MUNICH -- BMW CEO Harald Krueger defended his track record at the company's annual meeting, highlighting its luxury lead in the U.S., as the automaker battles to reverse weak margins.
BMW is struggling alongside many other automakers with a downturn in demand and record spending after years of growth. After a profit warning last year, the world's second-biggest luxury automaker after Mercedes-Benz had a tough start to the year, reducing momentum from an unprecedented model offensive to a whimper. That and BMW squandering an early lead in electric cars is putting pressure on Krueger to prove his strategy.
"I am certain that we can continue our successful development -- especially now that our model offensive is bearing fruit," Krueger said in prepared remarks to shareholders at the company's annual meeting on Thursday. "Your company remains strong, through both calm and stormy times."
The automaker reported its first loss in a decade in the main automotive division in the three month through March, after booking a 1.4 billion euro provision ($1.6 billion) for potential European Union fines over collusion. Even excluding this charge, the unit's return on sales dropped to the lowest point in 10 years.
"Where is this model offensive?" German shareholder association Vice-President Daniela Bergdolt said in her speech to loud applause from shareholders. "Sure, you've got the iNEXT, but I was expecting something that blows Tesla out of the water."
Krueger has pledged to retake the premium car sales crown from Mercedes by 2020 after losing the top spot in 2016. In the year through April, Mercedes led BMW on global deliveries by a margin of 52,340 cars, with BMW sales gaining 0.8 percent and its rival falling 5.6 percent. Mercedes also remained ahead in China.
BMW moved early in electric cars among major automakers with the electric i3 in 2013 but paused putting more battery-only cars on the road after sluggish sales until this year, when it will unveil an electric Mini. Meanwhile, Jaguar, Mercedes and Audi have started sales of a fresh generation of battery-powered SUVs.
While Volkswagen, Mercedes maker Daimler and Audi are investing into electric cars "at full speed, BMW is traveling in Munich with the handbrake on," Union Investment fund manager Janne Werning said.
BMW plans 12 electric cars by 2025. Krueger defended his cautious approach on Thursday, saying no one knew how fast electric cars would take over or which technology was set to win out. BMW's stance contrasts with Volkswagen's 30 billion-euro ($34 billion) electric onslaught for 70 models by 2028, with BMW producing hybrid and battery cars on the same production lines as combustion vehicles because it lacks VW's economies of scale.
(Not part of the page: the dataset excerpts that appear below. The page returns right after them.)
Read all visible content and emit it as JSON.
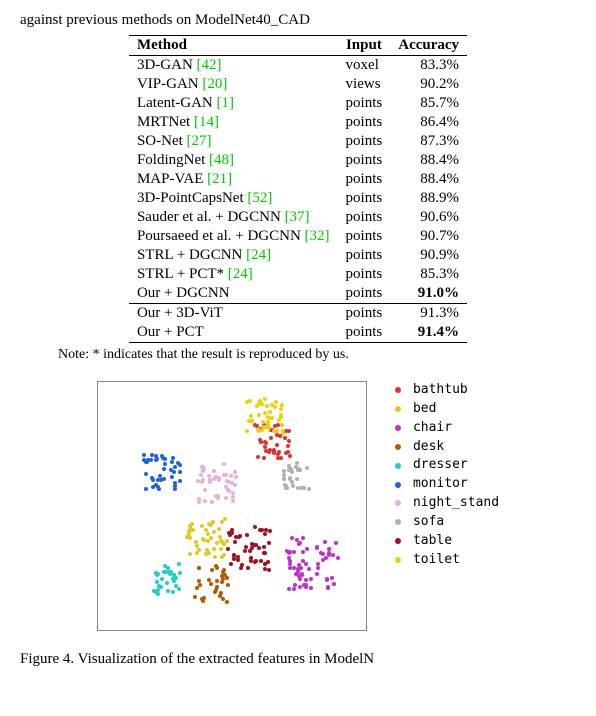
{
  "top_caption": "against previous methods on ModelNet40_CAD",
  "table": {
    "headers": {
      "method": "Method",
      "input": "Input",
      "accuracy": "Accuracy"
    },
    "rows": [
      {
        "method": "3D-GAN ",
        "cite": "[42]",
        "input": "voxel",
        "accuracy": "83.3%",
        "bold": false
      },
      {
        "method": "VIP-GAN ",
        "cite": "[20]",
        "input": "views",
        "accuracy": "90.2%",
        "bold": false
      },
      {
        "method": "Latent-GAN ",
        "cite": "[1]",
        "input": "points",
        "accuracy": "85.7%",
        "bold": false
      },
      {
        "method": "MRTNet ",
        "cite": "[14]",
        "input": "points",
        "accuracy": "86.4%",
        "bold": false
      },
      {
        "method": "SO-Net ",
        "cite": "[27]",
        "input": "points",
        "accuracy": "87.3%",
        "bold": false
      },
      {
        "method": "FoldingNet ",
        "cite": "[48]",
        "input": "points",
        "accuracy": "88.4%",
        "bold": false
      },
      {
        "method": "MAP-VAE ",
        "cite": "[21]",
        "input": "points",
        "accuracy": "88.4%",
        "bold": false
      },
      {
        "method": "3D-PointCapsNet ",
        "cite": "[52]",
        "input": "points",
        "accuracy": "88.9%",
        "bold": false
      },
      {
        "method": "Sauder et al. + DGCNN ",
        "cite": "[37]",
        "input": "points",
        "accuracy": "90.6%",
        "bold": false
      },
      {
        "method": "Poursaeed et al. + DGCNN ",
        "cite": "[32]",
        "input": "points",
        "accuracy": "90.7%",
        "bold": false
      },
      {
        "method": "STRL + DGCNN ",
        "cite": "[24]",
        "input": "points",
        "accuracy": "90.9%",
        "bold": false
      },
      {
        "method": "STRL + PCT* ",
        "cite": "[24]",
        "input": "points",
        "accuracy": "85.3%",
        "bold": false
      },
      {
        "method": "Our + DGCNN",
        "cite": "",
        "input": "points",
        "accuracy": "91.0%",
        "bold": true
      },
      {
        "method": "Our + 3D-ViT",
        "cite": "",
        "input": "points",
        "accuracy": "91.3%",
        "bold": false
      },
      {
        "method": "Our + PCT",
        "cite": "",
        "input": "points",
        "accuracy": "91.4%",
        "bold": true
      }
    ],
    "section_breaks": [
      0,
      13,
      15
    ]
  },
  "note": "Note: * indicates that the result is reproduced by us.",
  "chart_data": {
    "type": "scatter",
    "title": "",
    "xlabel": "",
    "ylabel": "",
    "legend_position": "right",
    "xrange": [
      0,
      268
    ],
    "yrange": [
      0,
      248
    ],
    "series": [
      {
        "name": "bathtub",
        "color": "#e03030",
        "cluster_center": [
          172,
          58
        ],
        "spread": 18,
        "n": 38
      },
      {
        "name": "bed",
        "color": "#e4c820",
        "cluster_center": [
          108,
          155
        ],
        "spread": 22,
        "n": 42
      },
      {
        "name": "chair",
        "color": "#c030c8",
        "cluster_center": [
          212,
          180
        ],
        "spread": 26,
        "n": 60
      },
      {
        "name": "desk",
        "color": "#b55a00",
        "cluster_center": [
          110,
          200
        ],
        "spread": 18,
        "n": 30
      },
      {
        "name": "dresser",
        "color": "#20d0c0",
        "cluster_center": [
          66,
          195
        ],
        "spread": 16,
        "n": 30
      },
      {
        "name": "monitor",
        "color": "#2060e0",
        "cluster_center": [
          62,
          88
        ],
        "spread": 18,
        "n": 40
      },
      {
        "name": "night_stand",
        "color": "#e8b0d8",
        "cluster_center": [
          116,
          100
        ],
        "spread": 20,
        "n": 42
      },
      {
        "name": "sofa",
        "color": "#b0b0b0",
        "cluster_center": [
          196,
          92
        ],
        "spread": 14,
        "n": 30
      },
      {
        "name": "table",
        "color": "#a01020",
        "cluster_center": [
          150,
          165
        ],
        "spread": 22,
        "n": 48
      },
      {
        "name": "toilet",
        "color": "#f0d000",
        "cluster_center": [
          165,
          32
        ],
        "spread": 18,
        "n": 40
      }
    ]
  },
  "fig_caption_prefix": "Figure 4. Visualization of the extracted features in ModelN"
}
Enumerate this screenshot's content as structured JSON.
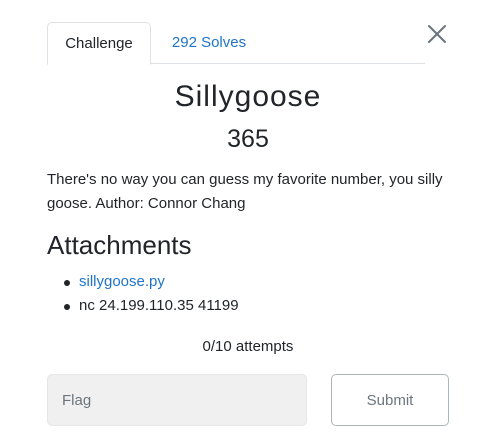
{
  "tabs": {
    "challenge_label": "Challenge",
    "solves_label": "292 Solves"
  },
  "challenge": {
    "name": "Sillygoose",
    "points": "365",
    "description": "There's no way you can guess my favorite number, you silly goose. Author: Connor Chang"
  },
  "attachments": {
    "heading": "Attachments",
    "items": [
      {
        "text": "sillygoose.py",
        "type": "link"
      },
      {
        "text": "nc 24.199.110.35 41199",
        "type": "text"
      }
    ]
  },
  "attempts": "0/10 attempts",
  "form": {
    "flag_placeholder": "Flag",
    "flag_value": "",
    "submit_label": "Submit"
  },
  "icons": {
    "close": "close-icon"
  },
  "colors": {
    "link": "#1f74c8",
    "text": "#212529",
    "input_bg": "#f0f0f0",
    "muted": "#6c757d"
  }
}
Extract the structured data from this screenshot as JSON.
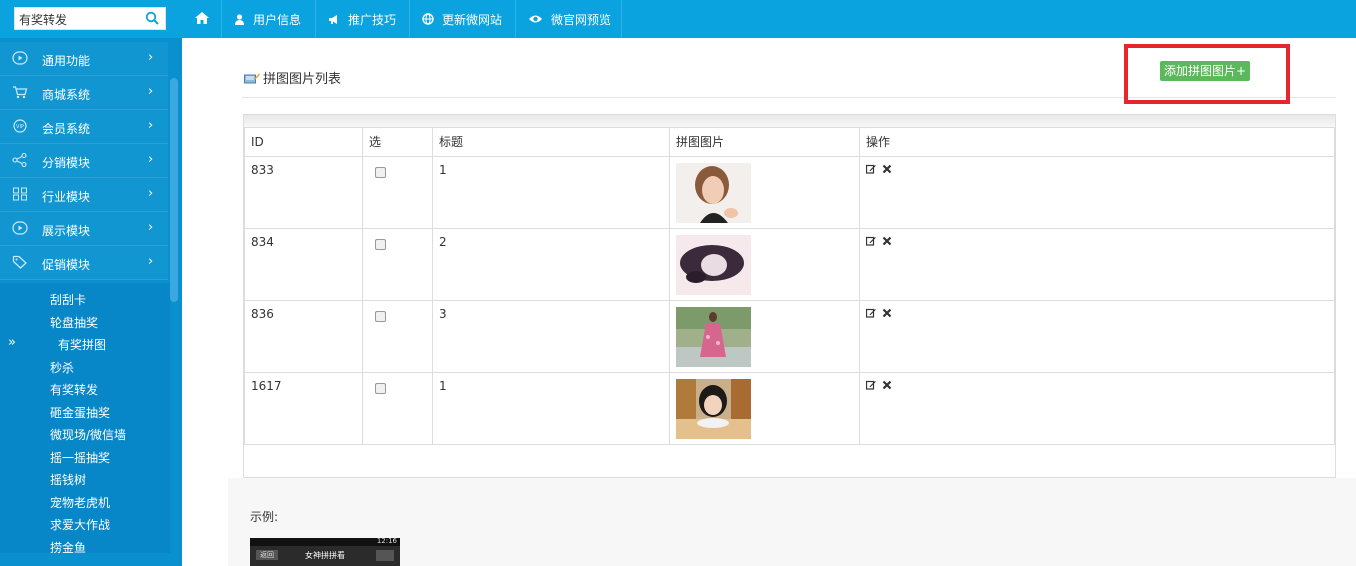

"I do not believe it would be wise, from a business perspective, to put all our eggs in one basket," Krueger said, highlighting plug-in hybrid vehicles and fuel cell cars as alternatives.
Krueger announced a 12-billion-euro savings program in March by culling models and reducing drivetrain options. For the second half the year, BMW expects business to improve thanks to models like the revamped 3-series sedan and the new full-size X7 SUV.
There has been little let-up in the pressure that's been intensifying due to the U.S.-China trade spat dragging on the global economy, and unprecedented spending demands for the transformation to electric cars. President Donald Trump is poised to delay a decision on tariffs on cars imported from the E.U. by up to six months, people familiar with the matter said Wednesday.
Though BMW investors have voiced criticisms, there is little risk of a revolt. Quandt family members Susanne Klatten and her brother Stefan Quandt own 45 percent of the company's shares.